52°North - Applied Geoinformatics Research: Advancing concepts and technologies for spatial information infrastructures.
DataCove: Environmental data and information stemming from various sources (research, governmental, citizen science).
GeoScience Australia (GA): Uses domain standards that are openly available, to provide a common language for communicating ideas and provide consistency of meaning of the data collected, research undertaken and products created. GA is interested in exploring TMSL for distributing position data.
X-DOMES Ontology Registry: Standards-based description of environmental sensor metadata, including provenance, is paramount to automated data discovery, access, archival, processing, as well as quality control and assessment.
OGC Sensor Web Enablement (SWE) - Overview: See also U.S. Integrated Ocean Observing System (IOOS) adaptation of SWE Common Data Model Encoding Standard. SWE Common can accommodate multi-stations, multi-sensors, and multi-variables and, thus, would seem to be an alternative to TSML. The trade of is reduced availability for metadata.
OGC Moving Features SWG: Purpose and application focus of this SWG are somewhat different from those of the TSWG moving “platform” use case (Sec.2-f); but, there are overlapping elements and interests.
Geodesy Markup Language (GeodesyML): International
effort to develop a standard way of describing (encoding) and sharing geodetic data and metadata via machine-to-machine interface.
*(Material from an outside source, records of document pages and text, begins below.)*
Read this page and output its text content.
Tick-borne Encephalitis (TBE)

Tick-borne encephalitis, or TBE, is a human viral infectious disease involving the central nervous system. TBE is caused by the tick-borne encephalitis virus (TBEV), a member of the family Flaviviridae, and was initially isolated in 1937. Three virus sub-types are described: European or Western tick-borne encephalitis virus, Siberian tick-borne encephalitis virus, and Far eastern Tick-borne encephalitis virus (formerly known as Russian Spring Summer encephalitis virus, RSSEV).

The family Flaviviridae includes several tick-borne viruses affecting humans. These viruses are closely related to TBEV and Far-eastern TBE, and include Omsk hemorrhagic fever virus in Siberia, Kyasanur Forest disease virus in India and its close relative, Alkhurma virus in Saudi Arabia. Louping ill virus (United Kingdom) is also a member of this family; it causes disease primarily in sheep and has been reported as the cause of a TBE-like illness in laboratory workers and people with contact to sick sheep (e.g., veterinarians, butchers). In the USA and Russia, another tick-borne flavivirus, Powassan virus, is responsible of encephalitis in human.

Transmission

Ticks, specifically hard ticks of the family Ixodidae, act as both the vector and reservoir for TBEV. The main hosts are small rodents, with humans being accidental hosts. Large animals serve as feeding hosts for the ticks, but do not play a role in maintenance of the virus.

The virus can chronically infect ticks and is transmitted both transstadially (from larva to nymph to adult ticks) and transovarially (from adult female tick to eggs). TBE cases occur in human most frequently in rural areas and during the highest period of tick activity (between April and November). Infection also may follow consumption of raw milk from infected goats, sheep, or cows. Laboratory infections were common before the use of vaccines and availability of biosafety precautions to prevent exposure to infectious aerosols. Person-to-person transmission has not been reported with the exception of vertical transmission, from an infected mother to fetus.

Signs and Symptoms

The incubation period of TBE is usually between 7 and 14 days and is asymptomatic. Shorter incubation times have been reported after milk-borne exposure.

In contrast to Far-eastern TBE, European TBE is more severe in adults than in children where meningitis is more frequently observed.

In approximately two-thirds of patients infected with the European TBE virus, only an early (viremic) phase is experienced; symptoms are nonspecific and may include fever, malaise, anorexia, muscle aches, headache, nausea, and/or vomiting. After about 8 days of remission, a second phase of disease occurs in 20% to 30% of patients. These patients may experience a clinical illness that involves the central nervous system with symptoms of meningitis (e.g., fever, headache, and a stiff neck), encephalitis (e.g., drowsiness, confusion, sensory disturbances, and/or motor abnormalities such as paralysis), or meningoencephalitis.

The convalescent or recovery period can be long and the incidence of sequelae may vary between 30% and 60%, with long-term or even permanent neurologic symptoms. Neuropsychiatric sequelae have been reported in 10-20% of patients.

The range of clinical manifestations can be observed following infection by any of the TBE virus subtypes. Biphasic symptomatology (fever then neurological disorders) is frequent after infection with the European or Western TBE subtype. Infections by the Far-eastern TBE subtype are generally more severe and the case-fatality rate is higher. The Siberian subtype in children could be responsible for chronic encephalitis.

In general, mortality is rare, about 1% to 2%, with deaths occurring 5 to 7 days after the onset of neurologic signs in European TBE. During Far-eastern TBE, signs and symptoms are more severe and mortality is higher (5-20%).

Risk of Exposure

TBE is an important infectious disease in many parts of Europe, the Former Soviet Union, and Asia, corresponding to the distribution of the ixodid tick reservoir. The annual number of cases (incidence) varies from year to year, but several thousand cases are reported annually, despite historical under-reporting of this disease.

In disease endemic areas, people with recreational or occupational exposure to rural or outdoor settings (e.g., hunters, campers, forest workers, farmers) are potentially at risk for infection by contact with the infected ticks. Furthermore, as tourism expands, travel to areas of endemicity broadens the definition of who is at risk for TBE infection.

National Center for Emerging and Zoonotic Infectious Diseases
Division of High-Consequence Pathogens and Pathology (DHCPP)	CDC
Though potentially applicable to the UNAVCO use case (Sec. 2-b), GeodesyML currently can only be used with data from GNSS instruments.
Recommendations
The TSWG formally ends with this final report. However, the ongoing interactions with the OGC TSML SWG, other relevant OGC groups, and user communities with common interests (Sec. 5) will continue. The aim is to ensure, as much as possible, the TSWG requirements are incorporated into future versions of TSML (Sec. 4) or are satisfied by other non-TSML options (e.g., SWE Common).
Though the TSWG requirements have yet to be incorporated into TSML (in part because the OGC version update process is a deliberate one), the work that has been done by the TSWG should, minimally, obviate the need of individuals or groups with similar interests and requirements as those of the TSWG to retrace the same exploratory path that has led to this report.
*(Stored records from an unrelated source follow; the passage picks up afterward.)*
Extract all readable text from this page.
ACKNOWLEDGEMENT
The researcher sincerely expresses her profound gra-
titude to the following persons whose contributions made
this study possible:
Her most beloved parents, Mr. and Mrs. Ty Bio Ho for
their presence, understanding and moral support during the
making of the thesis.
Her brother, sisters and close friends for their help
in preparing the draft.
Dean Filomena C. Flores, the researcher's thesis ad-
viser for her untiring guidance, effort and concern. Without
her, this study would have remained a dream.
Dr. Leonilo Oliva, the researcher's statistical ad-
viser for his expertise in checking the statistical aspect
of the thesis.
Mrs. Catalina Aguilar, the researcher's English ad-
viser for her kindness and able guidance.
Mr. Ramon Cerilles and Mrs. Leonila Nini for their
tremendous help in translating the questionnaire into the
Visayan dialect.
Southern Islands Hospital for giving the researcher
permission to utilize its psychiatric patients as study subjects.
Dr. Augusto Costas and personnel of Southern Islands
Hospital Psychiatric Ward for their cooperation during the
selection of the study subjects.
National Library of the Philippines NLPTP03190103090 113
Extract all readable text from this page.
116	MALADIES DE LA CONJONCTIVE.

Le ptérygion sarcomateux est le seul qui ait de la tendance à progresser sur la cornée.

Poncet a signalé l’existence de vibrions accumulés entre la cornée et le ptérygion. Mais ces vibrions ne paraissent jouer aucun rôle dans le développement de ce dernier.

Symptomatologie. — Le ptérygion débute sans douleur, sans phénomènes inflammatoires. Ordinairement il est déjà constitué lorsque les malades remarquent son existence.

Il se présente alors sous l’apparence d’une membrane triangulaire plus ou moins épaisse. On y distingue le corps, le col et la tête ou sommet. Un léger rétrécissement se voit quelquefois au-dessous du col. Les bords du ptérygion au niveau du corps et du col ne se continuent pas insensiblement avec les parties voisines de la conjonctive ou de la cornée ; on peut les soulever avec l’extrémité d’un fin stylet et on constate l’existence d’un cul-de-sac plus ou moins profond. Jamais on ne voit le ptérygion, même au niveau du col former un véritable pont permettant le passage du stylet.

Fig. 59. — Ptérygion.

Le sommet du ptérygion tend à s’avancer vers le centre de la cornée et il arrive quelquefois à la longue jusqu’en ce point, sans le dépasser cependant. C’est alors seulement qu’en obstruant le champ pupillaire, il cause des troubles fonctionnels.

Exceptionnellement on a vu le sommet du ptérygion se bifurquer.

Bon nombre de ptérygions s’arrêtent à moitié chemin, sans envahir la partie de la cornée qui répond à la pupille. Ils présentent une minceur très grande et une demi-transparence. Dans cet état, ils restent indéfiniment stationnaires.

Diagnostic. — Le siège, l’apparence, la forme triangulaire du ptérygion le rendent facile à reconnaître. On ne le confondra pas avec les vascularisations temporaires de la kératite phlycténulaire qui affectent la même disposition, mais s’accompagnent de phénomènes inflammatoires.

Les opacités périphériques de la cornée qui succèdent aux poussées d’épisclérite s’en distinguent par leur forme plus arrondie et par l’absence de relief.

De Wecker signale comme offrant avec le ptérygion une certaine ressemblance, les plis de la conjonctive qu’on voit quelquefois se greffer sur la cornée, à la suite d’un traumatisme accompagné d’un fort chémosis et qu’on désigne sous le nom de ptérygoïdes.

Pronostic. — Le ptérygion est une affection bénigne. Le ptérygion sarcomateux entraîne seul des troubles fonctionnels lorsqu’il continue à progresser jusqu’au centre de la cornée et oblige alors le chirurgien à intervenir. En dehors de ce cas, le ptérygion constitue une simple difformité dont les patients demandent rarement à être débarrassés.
The TSWG’s main recommendation to ESDIS and to any producers of time series data is to adopt the TSML as an ESDIS community standard, as it currently exists (v1.2).
… pending 2.0 to possibly incorporate tswg reqts not currently in tsml
… options for other than TSML (e.g., SWE)
Use an established standards (e.g. OGC) whenever possible (should be obvious but too many projects try to bake their own formats, perhaps lack of knowledge of options)
(to projects, etc.) Use TSML v1.2
(to ESDIS) Adopt TSML v1.2 (exists, community standard, apps available) ref. Section 2
Options needed at present to satisfy some requirements as discussed in use cases; ref. Sec. 6e (SWE). Add text on use case 6 and OGC moving features std as something to be investigated.
(to ESDIS and the NASA Earth science community) Work to get a more complete v2.0 that incorporates TSWG recommendations by participating in the OGC TSML SWG
Tech note aimed at data producers to be released to the public?
From Steve O’s 5/25 email:
The recommendation should probably be something along the lines of
Use an established standards (e.g. OGC) whenever possible (should be obvious but too many projects try to bake their own formats)
Some guidelines on when to use OGC TimeseriesML
Some guidelines on when to consider other OGC standards such as Moving Features or SWE.